The railways will be disrupted for three days when workers from Network Rail and 13 train operating companies take to picket lines in their dispute over pay and jobs. In a letter to Grant Shapps, RMT general secretary Mick Lynch says it has become clear that the Treasury is ‘calling the shots’ and is not allowing rail employers to reach a negotiated settlement with the union.
Mr Lynch wrote: ‘I am writing to seek an urgent meeting with the government, without any pre-conditions, to discuss the national rail disputes prior to the planned strike action next week and I would be grateful if this could be arranged without delay. As you will be aware both this year and last year, meetings have taken place under the Rail Industry Recovery Group.
‘It has become obvious in our discussions with employers since the RMT ballot result that the government is retaining control over the conduct of negotiations with the RMT, and the Treasury in particular is calling the shots. In effect in recent weeks the union has been negotiating with the government, but the government have not been in the room.
‘I also note the government have decided to have a parliamentary debate on the dispute today. So, as well as speaking at the despatch box, I hope you will be able to speak to me directly about resolving the dispute.’
Meanwhile many train operators have been issuing warnings about severe disruption next week, and Network Rail says it is in the closing stages of drawing up emergency timetables in which about one on five trains will run.
Network Rail is predicting that ‘thousands of specially trained and fully qualified back-up staff will step in to keep vital services running, but as they are a fraction of the usual workforce, only a severely limited service will be available’.
Where they do run, services will start later and finish much earlier than usual, running between roughly 07.30 and 18.30. In some cases last departures will be much earlier, to allow trains to return to depots.
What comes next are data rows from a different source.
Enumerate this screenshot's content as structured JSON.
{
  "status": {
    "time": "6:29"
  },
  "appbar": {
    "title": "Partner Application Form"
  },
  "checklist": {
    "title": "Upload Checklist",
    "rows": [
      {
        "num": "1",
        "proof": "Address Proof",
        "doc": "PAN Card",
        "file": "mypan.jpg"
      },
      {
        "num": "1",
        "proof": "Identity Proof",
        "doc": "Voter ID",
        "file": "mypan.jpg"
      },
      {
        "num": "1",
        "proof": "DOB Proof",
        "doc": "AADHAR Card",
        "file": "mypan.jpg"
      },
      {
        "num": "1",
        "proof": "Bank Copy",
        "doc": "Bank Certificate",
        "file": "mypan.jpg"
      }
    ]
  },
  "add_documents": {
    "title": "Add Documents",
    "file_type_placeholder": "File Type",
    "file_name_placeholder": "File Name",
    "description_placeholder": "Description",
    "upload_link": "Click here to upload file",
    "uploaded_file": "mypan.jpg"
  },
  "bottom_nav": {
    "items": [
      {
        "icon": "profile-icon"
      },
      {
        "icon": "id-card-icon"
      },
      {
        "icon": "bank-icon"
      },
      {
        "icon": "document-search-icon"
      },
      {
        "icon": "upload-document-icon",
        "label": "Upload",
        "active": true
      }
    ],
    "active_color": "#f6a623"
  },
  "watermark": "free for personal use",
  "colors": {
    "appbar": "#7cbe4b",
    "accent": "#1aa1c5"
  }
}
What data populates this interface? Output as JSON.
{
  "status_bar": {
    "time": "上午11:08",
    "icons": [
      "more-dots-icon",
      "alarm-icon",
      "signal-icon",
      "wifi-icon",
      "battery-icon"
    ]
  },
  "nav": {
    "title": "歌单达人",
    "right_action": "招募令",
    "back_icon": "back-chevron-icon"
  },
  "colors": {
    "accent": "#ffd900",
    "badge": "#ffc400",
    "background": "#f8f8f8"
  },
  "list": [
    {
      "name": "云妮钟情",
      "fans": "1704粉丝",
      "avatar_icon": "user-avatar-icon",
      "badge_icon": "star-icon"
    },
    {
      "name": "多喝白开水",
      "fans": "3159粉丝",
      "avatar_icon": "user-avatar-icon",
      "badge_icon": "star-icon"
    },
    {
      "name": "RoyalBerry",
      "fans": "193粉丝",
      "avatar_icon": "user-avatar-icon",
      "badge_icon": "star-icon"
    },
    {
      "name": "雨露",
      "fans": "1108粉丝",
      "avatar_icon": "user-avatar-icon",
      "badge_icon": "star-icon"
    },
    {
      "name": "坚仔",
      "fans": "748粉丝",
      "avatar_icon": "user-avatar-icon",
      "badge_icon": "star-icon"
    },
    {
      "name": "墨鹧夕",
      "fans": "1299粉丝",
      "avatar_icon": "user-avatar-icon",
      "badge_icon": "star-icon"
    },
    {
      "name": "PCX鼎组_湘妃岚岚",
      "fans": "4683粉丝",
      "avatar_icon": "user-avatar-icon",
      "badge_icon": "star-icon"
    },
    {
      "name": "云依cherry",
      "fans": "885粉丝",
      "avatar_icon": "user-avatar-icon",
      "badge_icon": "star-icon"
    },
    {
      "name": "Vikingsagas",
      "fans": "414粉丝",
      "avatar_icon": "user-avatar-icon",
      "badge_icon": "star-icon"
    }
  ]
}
The last Avanti West Coast departure from London Euston, for example, is expected to be no later than 15.43. Only half the network is likely to see any services, with Rail Delivery Group chair Steve Montgomery predicting that ‘significant disruption will be inevitable’.
Network Rail chief executive Andrew Haines said: ‘Talks have not progressed as far as I had hoped and so we must prepare for a needless national rail strike and the damaging impact it will have. We, and our train operating colleagues, are gearing up to run the best service we can for passengers and freight users next week despite the actions of the RMT.’
Consumer watchdog Transport Focus said it is ‘passengers who suffer most’. Chief executive Anthony Smith added: ‘It is crucial that all parties keep current and future passengers in mind when trying to resolve this dispute. Passengers need plenty of advance information about the services that will and won’t be running to allow them to plan their journeys. They also need to know how to get their money back if they now won’t travel.’